How the “Meetup Everywhere” facility will work is that anyone who wants to join in the celebration can sign up on the Tea Appreciation Day meetup site as a participant.  They can then choose to be a local organizer or leave that position vacant for someone else to fill.  Now their location (city) is “on the map” literally and others may join at that location also.  When the local events are announced, everyone will be notified.

I will lend my support by designing local events.  I consider any activity that brings two or more people together in face-to-face community over tea to be a success, but there is no limit to the size of your event as long as there is face-to-face interaction, not just web-based communication.

You can also participate by joining the pages on Facebook or Twitter, but this will not document your support on the world map on Meetup Everywhere, which can be important for gaining sponsors.

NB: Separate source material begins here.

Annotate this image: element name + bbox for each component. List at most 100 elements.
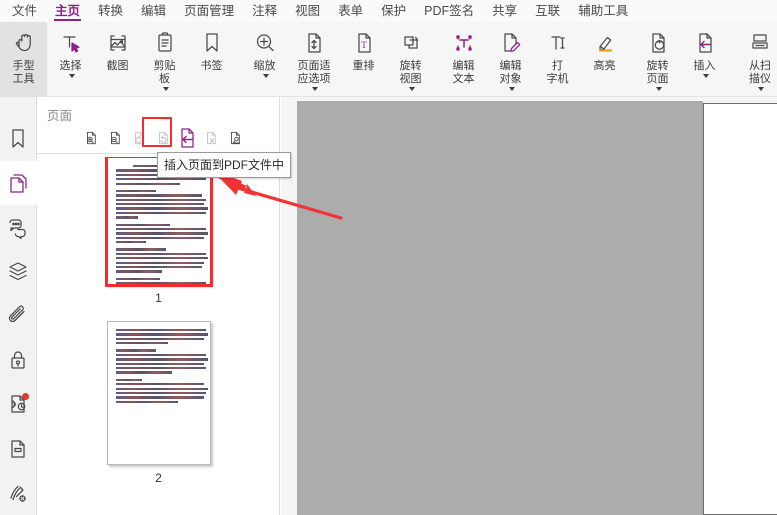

Those who make a profit from “Tea Appreciaton Day” activities and sales are encouraged to donate a portion of the proceeds to a cause that benefits the tea trades or tea education.  I would appreciate being told how much is donated so I can track the results.

In addition, I am open to collaborating with others on the celebration and will consider altering the mission or design of the activities if convincing arguments are made.

I hope to celebrate 2011 Tea Appreciation Day with you!